I didn't want to sully the comments section of the grief-drenched pro-Irwin post below with my own sentiments on the matter, hence ...
Three cheers for the animals of the sea, and their glorious representative, the stringray who shivved Steve Irwin, enacting a revenge much wished for both above and below the waves.
I give you an
appropriately detached report, which lists these events as "Veterinary News."
A "sad irony" indeed. According to Aristotle, a tragic drama requires a hero, of a moral standing slightly higher than our own, who goes from fortune to misfortune, by bad luck that springs from the essential nature of his character.

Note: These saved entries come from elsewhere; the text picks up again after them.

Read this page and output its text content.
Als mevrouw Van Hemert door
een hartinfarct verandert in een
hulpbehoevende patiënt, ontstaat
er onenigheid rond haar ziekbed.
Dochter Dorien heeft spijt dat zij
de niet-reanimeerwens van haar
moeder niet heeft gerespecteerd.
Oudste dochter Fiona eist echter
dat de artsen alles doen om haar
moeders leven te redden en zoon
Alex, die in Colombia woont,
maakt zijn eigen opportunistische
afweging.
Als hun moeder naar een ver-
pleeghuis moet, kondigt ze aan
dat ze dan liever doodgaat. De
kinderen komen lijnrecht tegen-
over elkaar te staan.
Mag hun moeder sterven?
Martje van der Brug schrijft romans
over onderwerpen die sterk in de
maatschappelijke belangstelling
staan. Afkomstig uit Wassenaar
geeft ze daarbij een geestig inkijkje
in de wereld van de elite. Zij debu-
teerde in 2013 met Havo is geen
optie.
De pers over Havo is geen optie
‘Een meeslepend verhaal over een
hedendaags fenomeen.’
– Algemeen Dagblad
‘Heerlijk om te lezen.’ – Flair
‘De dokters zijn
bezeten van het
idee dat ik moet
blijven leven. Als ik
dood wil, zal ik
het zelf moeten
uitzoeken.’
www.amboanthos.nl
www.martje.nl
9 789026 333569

If one empathizes with Irwin, our tale fits the model perfectly. (Those who claim Irwin was in the wrong place at the wrong time have missed the story entirely - he was in precisely the place that he always is.) But I have observed a specimen of the same species that lashed out, Zidane-like, at the unrelenting gaze of Irwin's cameras, and at a purportedly "civilized" and "rational" human society which has systematically excluded members of
Dasyatidae for millenia, and my sympathies lie with whatever vulgar intellegence lies behind those dark, knowing eyes. Let those eyes strike terror in the heart of every human, all-too-inhuman land-dweller who has tread lightly across the sandy bottoms, or enjoyed a plate of all-too-perfectly-round "scallops."
Our recumbent barb-weilding friend is the hero of this tale; it is no tragedy. For her fate is unaltered in the course of this story. Let us classify it as an absurd comedy, then, and chalk up the score board: Marine life, 1; terrestrial life, 0.